Der Roman spielt bis auf Einleitung und Schluss lediglich in einer Woche im April 1986. Trotz der Reaktorkatastrophe von Tschernobyl und weiteren historischen Ereignissen zu dieser Zeit geht es um das Erwachsenwerden und Marc ist auf der Suche nach dem ersten Sex, dem Traum von der eigenen Heavy Metal Band, dem Nachtleben und Alkohol. Eben die Erfahrungen eines Teenagers.

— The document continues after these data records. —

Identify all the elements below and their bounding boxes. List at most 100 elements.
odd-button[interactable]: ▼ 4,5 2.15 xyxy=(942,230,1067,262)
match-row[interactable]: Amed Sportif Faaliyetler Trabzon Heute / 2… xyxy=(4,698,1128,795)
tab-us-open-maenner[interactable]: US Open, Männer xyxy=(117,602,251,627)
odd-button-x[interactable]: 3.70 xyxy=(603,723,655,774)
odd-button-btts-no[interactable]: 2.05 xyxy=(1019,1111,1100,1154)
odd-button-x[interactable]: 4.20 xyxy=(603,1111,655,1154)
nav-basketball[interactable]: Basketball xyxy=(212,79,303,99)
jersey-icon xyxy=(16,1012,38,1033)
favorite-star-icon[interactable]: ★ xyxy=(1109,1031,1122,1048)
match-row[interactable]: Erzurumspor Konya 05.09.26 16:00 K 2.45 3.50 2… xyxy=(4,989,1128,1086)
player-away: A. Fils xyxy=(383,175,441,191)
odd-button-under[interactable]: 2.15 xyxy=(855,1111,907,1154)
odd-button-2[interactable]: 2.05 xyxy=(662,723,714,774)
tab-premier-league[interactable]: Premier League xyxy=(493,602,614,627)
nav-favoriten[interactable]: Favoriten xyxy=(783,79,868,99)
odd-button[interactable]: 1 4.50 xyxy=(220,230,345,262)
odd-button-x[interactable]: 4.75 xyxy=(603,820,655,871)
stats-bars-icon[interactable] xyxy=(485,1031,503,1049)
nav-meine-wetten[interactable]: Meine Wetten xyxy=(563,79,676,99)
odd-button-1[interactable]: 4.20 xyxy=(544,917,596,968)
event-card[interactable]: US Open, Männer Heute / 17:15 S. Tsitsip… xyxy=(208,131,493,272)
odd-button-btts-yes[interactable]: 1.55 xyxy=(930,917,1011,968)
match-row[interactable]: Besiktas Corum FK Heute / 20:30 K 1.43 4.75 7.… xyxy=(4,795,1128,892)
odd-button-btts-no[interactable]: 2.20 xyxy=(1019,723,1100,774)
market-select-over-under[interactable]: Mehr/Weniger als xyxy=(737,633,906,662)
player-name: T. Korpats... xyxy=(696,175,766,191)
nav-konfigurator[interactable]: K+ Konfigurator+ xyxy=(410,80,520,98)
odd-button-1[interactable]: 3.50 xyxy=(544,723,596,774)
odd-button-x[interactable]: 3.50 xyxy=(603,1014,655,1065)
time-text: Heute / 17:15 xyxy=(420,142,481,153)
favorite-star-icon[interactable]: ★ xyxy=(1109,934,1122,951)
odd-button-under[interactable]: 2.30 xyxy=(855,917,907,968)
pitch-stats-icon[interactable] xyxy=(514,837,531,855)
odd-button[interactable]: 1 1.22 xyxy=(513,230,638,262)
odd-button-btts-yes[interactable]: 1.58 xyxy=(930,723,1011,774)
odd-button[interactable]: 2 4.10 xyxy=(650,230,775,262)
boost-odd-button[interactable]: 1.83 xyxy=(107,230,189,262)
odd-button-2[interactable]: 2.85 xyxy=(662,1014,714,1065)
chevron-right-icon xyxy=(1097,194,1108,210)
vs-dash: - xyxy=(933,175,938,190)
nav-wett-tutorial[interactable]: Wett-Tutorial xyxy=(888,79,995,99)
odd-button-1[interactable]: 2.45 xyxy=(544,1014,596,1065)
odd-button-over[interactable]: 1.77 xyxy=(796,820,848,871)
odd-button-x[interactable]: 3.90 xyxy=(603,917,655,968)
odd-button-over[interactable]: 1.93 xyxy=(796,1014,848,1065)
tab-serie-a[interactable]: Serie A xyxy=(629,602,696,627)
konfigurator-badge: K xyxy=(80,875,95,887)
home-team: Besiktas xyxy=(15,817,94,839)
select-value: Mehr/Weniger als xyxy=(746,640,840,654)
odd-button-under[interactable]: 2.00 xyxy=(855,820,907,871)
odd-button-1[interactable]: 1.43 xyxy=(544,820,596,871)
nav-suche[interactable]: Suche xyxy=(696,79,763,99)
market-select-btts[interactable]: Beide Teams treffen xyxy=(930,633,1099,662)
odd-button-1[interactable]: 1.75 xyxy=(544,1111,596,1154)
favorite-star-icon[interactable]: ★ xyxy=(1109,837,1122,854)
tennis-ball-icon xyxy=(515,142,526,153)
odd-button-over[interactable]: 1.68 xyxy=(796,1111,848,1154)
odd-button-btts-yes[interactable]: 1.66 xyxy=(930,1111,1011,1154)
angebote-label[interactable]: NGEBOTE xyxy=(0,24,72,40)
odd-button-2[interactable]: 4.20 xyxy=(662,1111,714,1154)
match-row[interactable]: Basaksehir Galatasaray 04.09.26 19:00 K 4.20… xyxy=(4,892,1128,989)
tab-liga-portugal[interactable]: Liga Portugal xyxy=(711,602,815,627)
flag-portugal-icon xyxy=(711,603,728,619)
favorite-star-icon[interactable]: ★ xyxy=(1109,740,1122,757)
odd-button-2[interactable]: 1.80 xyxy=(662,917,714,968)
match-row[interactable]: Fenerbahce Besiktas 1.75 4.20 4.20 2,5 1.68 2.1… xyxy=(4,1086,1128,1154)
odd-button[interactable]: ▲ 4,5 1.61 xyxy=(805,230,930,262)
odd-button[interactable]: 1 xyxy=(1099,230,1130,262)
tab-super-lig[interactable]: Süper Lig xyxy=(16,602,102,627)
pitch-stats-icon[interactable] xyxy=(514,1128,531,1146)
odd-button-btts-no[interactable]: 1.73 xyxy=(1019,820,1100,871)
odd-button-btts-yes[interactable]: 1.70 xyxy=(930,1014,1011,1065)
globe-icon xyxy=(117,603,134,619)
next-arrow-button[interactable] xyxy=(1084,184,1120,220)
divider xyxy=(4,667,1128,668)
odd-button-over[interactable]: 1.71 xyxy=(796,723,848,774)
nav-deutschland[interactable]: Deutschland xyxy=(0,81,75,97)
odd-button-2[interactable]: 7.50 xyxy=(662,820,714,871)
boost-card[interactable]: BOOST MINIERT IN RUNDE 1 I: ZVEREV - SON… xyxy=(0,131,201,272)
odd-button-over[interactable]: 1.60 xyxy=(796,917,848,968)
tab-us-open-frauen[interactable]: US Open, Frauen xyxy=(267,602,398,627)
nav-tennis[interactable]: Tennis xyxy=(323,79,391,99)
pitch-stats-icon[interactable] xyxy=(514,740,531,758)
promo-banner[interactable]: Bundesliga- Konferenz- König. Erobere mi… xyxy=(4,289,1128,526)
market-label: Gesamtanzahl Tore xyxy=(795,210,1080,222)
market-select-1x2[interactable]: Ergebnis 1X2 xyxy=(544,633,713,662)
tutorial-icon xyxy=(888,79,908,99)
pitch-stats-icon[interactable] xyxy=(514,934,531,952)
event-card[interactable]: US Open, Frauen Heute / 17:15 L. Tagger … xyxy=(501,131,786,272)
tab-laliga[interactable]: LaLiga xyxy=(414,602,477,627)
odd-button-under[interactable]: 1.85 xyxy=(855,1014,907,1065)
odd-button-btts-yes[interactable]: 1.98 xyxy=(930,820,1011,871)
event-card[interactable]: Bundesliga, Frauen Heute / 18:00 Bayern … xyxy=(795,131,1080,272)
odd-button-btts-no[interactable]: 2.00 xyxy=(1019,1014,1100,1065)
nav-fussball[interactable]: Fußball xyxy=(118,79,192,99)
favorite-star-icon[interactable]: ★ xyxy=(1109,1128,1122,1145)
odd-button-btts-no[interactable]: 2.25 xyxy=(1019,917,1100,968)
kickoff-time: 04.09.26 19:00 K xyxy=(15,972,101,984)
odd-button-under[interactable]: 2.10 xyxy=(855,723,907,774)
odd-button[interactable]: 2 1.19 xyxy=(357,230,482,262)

Niedereichholz wollte vermeiden all zu viel zu spoilern, las jedoch eine Menge, sodass die Hörer in der Aula bereits einen großen Einblick ins Buch bekamen. Marc ist großer Heavy Metal Fan und seine großen Idole sind die Bandmitglieder von Mötley Crüe. Als Zangengeburt mit einem Handicap am linken Arm, einer auffälligen Zahnspange, der Nickelbrille und langen Haaren bis zu den Schultern, mit kurz geschnittenem Pony, ist er eher ein Außenseiter. Sein Kumpel, mit dem er eine Heavy Metal Band gründen möchte, steht aber auf Breakdance und trägt nach Marcs dafürhalten Mongoklamotten sowie Mongofrisur. Obendrein hört er nur Mongomusik. Ja, Mongo ist das favorisierte Wort von Marc, um Dinge zu beschreiben. Damals habe man sich zwischen Mongo und Spasti entscheiden müssen. In der Jugendsprache war zudem das Wort „geil“ der Renner. Als der Ausdruck als jugendgefährdend eingestuft werden sollte, etablierte sich der Begriff immer mehr, sodass zunächst „Hammergeil“ und dann „Hammertittenaffenobergeil“ daraus wurde.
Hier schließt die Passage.